Juga, memperkuat institusionalisasi sistem politik yang membuat rotasi elit hanya di sekitar mereka saja. Lalu, rakyat hanya menjadi penonton.
Nah, dalam kondisi ini, gerakan sosial lahir sebagai bentuk kritik atas keresahan sosial masyarakat dan kondisi ketidakadilan yang dirasakan oleh masyarakat, baik sebagian maupun keseluruhan.
Apakah dalam kondisi lembaga perwakilan (DPR) kuat dan tidak terkooptasi oleh eksekutif, maka gerakan sosial melemah? Tidak juga. Seperti saya sebutkan di atas, gerakan sosial merupakan gerakan esoteris, jangka panjang, yang akan selalu lahir sebagai bentuk koreksi kepada kekuasaan.
Sementara DPR sendiri, dalam kondisi bagus sekalipun, harus berkompromi dengan berbagai kepentingan elite di sekitar mereka.
Red: Lembaga perwakilan publik di Indonesia sepertinya tidak akan bisa independen dan aspiratif karena faktanya, proses politik dalam pemilihan anggota parlemen saja masih tidak memungkinkan bagi mereka yang tidak memiliki cukup backup finansial untuk lolos, padahal potensial dan bebas kepentingan pemodal?
YU: Lembaga legislatif di negeri ini akan selamanya tersandera jika aturan perundang-undangan yang mengatur partai politik tidak diubah. Sistem elektoral kita terlalu mahal dan hanya menguntungkan mereka yang mempunyai kekuatan finansial besar.
Dalam kondisi ini, jangan harap akan lahir politisi-politisi kharismatik, kuat basis intelektual dan keilmuannya, serta punya visi bagus untuk memperbaiki masyarakat.
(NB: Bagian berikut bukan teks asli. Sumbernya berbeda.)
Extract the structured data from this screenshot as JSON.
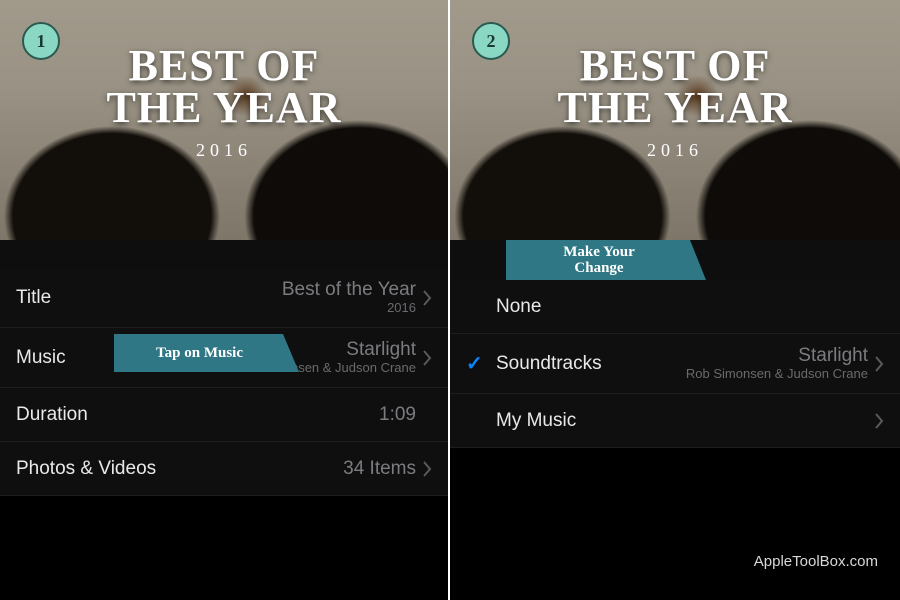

Politik elektoral yang mahal hanya akan melahirkan politisi-politisi berbasis pengusaha, kontraktor, preman, atau komprador oligarki, yang tentu saja akan memperjuangkan kepentingan mereka, bukan kepentingan rakyat.
Dalam situasi ini, tidak akan lahir orang-orang hebat seperti Soekarno, Hatta, Syahrir, Tan Malaka, dan sebagainya. Selain memunculkan preman-preman politik yang bergentayangan mencari rente untuk memperkaya kelompoknya dan mengamankan investasi oligarki.
Karena itu, ada beberapa hal yang harus diubah jika kita ingin memperbaiki sistem politik kita.
Pertama, parpol harus ditransformasikan menjadi partai politik publik, bukan parpol milik oligarki. Supaya menjadi parpol publik, maka pendanaan partai politik harus bersumber dari APBN dan dikelola secara akuntabel.
Parpol tidak boleh menjadi alat mencari rente seperti yang selama ini dilakukan, sehingga terjebak dalam berbagai prilaku korupsi dan melakukan bancakan uang APBN/APBD.
Parpol harus benar-benar menjadi lembaga demokrasi sebagai kawah candradimuka untuk melahirkan politisi-politisi berkualitas dan memastikan terjadinya rotasi elit berbasis meritokrasi.